Swedish archaeologists have found evidence of a 5th century massacre on the south-eastern island of Oland.
In a paper published in the journal Antiquity, the team writes about the 1,500 year old attack at Sandby borg.
Dozens of corpses have been found in the walled fort, their bodies left to rot where they fell.
All of the victims were killed with "brutal force", team leader Helena Victor said. Some victims were found inside houses, others in the streets.
The archaeologists discovered decapitated bodies, blunt force trauma wounds to victims' heads, and even one person who seemed to have fallen into a fireplace in his final moments.
Even the corpse of a newborn was found among the dead, suggesting nobody was spared, the authors say.
The perpetrators of the massacre are not known, but it took place during a turbulent period of intense migration, when the Western Roman empire was collapsing and the Huns invading. The Baltic island of Oland was never under Roman rule.
Local authorities asked staff at the Kalmar Lans Museum to examine the area after treasure hunters found items at the site.
The first dig lasted only three days, but after the discovery of the walls of houses the team quickly found human remains.
Ms Victor says the bodies in the houses raised alarm bells, as historically corpses were usually cremated - and certainly were not left in people's homes.
"You don't find people lying around in houses," Ms Victor told the BBC. "[People] don't do it today, and didn't do it then."
While villagers normally lived outside the walled fort, they would shelter there in times of danger.
Between 200 and 250 people are thought to have lived in the fort, and Ms Victor says it does not look as if they defended themselves.
"People seem to have been killed without defending themselves," said team leader Helena Victor. "It seems like treason."
She suggests someone may have left a door open and "let them in at night".

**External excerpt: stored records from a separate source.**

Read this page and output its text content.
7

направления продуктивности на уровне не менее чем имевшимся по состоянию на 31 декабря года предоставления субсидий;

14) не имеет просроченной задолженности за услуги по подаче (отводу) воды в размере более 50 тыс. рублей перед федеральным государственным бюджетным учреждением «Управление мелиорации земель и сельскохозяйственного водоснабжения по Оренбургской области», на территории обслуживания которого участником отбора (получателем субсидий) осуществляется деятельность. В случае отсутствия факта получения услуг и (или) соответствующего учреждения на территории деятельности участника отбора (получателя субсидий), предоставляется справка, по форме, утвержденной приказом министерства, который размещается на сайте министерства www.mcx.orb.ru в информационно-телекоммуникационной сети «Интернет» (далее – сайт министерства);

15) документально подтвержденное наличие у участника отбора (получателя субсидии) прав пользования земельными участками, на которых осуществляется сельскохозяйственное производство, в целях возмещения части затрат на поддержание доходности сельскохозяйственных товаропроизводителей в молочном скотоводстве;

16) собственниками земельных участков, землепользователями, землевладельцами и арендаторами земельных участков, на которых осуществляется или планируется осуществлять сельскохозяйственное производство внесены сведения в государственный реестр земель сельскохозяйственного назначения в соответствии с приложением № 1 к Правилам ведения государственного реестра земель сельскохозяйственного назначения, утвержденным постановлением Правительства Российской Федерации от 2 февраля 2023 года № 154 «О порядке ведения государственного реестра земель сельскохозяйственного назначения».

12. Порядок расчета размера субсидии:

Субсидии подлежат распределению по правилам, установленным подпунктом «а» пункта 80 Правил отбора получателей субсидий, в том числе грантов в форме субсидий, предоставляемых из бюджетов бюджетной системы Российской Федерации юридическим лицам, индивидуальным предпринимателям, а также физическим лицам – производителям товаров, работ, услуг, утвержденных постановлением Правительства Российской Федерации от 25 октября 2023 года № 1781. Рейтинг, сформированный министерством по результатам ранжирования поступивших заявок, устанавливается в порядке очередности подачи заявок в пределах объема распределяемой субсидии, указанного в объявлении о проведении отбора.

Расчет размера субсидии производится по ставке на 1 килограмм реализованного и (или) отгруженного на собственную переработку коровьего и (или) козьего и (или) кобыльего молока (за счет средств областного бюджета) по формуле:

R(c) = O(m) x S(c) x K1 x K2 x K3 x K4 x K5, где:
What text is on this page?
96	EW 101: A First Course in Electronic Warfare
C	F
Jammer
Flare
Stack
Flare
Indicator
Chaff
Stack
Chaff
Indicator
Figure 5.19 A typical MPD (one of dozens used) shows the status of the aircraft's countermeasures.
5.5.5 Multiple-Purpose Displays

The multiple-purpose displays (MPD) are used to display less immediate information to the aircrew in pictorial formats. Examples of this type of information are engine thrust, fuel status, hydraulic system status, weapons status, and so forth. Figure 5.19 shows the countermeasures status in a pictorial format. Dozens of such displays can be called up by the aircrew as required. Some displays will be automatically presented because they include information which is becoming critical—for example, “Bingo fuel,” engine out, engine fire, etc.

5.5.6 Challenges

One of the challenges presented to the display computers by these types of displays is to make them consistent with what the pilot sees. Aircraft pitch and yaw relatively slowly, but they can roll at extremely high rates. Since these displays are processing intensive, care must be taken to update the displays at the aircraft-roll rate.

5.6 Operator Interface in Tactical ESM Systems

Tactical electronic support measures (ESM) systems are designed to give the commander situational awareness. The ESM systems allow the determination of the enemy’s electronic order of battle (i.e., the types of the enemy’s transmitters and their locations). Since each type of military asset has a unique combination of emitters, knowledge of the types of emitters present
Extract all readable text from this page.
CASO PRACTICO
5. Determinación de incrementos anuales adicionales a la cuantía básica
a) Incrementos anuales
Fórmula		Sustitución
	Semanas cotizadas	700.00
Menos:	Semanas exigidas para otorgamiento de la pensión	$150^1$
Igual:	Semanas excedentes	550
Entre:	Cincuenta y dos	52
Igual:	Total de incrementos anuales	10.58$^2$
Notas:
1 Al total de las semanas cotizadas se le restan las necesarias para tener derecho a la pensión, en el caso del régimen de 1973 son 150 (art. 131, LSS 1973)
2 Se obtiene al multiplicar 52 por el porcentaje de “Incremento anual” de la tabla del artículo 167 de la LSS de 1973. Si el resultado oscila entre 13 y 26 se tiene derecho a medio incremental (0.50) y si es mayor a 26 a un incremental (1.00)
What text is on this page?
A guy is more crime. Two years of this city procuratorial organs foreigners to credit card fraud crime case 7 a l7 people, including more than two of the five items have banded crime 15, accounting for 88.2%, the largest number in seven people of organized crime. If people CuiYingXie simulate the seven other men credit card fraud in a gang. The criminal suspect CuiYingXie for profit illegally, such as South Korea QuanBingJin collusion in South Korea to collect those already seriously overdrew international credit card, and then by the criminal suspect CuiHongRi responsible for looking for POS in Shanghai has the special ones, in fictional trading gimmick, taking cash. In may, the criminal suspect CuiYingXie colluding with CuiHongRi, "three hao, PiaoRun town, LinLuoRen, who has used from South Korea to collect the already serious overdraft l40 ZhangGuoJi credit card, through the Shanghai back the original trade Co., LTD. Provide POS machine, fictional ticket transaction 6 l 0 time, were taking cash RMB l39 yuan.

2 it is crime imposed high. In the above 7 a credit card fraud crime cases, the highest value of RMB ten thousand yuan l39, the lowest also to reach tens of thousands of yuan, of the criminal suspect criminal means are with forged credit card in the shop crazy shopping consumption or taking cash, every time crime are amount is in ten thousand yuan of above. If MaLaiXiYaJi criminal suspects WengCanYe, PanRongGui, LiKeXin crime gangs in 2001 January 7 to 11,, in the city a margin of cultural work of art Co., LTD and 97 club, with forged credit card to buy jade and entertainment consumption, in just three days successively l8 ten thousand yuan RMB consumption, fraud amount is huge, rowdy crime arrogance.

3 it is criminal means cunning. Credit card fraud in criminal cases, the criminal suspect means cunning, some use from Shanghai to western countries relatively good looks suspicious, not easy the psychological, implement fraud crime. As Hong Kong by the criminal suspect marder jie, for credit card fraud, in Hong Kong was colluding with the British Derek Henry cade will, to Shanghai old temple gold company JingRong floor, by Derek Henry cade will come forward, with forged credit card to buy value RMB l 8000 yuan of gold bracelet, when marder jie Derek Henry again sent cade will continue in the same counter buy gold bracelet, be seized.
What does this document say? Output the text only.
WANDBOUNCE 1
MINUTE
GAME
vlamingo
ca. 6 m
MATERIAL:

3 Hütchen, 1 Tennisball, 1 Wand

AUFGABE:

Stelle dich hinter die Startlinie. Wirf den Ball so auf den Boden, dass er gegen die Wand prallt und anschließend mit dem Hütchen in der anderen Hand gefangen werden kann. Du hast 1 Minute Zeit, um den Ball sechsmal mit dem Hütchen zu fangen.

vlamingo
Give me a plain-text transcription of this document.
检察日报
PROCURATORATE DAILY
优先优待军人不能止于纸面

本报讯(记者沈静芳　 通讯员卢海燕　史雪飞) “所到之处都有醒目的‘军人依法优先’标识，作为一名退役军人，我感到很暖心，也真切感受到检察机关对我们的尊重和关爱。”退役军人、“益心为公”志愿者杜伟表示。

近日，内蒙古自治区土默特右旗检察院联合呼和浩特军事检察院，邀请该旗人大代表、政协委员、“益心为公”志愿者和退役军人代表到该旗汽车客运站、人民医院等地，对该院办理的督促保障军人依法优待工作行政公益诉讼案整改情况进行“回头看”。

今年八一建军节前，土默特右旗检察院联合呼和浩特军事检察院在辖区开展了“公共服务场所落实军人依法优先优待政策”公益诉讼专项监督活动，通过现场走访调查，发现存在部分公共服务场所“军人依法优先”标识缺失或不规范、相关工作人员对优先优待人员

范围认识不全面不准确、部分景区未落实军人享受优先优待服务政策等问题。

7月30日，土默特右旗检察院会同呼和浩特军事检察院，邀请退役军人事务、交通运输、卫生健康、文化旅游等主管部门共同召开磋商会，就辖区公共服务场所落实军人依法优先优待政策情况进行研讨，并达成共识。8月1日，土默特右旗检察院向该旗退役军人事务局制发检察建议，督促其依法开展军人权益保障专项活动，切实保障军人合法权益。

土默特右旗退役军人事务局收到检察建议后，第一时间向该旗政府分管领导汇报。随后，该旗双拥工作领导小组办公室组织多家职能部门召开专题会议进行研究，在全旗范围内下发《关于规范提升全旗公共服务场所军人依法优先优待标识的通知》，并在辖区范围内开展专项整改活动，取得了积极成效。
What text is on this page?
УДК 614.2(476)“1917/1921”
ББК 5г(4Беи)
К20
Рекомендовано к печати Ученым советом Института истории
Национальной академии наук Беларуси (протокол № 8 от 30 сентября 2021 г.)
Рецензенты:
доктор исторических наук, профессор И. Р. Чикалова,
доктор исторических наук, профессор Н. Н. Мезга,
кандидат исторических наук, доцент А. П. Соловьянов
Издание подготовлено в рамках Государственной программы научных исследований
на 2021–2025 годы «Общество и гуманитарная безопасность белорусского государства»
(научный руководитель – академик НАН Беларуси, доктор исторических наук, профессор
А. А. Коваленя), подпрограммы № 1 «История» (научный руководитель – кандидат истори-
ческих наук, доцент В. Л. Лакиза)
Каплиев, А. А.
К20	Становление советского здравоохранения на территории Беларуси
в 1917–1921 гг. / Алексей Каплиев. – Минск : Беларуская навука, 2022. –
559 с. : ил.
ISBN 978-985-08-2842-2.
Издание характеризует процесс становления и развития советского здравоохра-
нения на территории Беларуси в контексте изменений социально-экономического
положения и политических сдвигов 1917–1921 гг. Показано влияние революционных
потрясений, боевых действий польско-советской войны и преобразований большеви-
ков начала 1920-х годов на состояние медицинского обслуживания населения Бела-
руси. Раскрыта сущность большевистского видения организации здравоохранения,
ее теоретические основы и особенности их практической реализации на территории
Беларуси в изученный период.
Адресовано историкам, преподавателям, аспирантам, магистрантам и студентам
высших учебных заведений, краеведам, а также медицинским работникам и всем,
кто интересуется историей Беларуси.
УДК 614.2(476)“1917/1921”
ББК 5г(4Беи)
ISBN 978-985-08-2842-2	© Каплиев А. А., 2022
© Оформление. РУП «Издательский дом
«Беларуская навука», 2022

You may also be interested in:
The team have also found opulent jewellery at the site, as well as Roman gold coins, hair ornaments and scraps from final meals.
The summary for the journal paper describes the find as "a unique snapshot of domestic life and abrupt death in the Scandinavian Migration Period."
Oland island in the south-east of Sweden has been inhabited since about 6000 BC, according to archaeological records.
There are at least 15 ring-forts on the island, although this is the first that seems to have suffered such a gruesome fate.
Despite the huge amount found so far, there is still a great deal to examine.
Only three of more than 50 houses have so far been excavated, with the team looking for further funds to carry on the dig.
"There is huge interest in this", Ms Victor says. "It's just the beginning for us."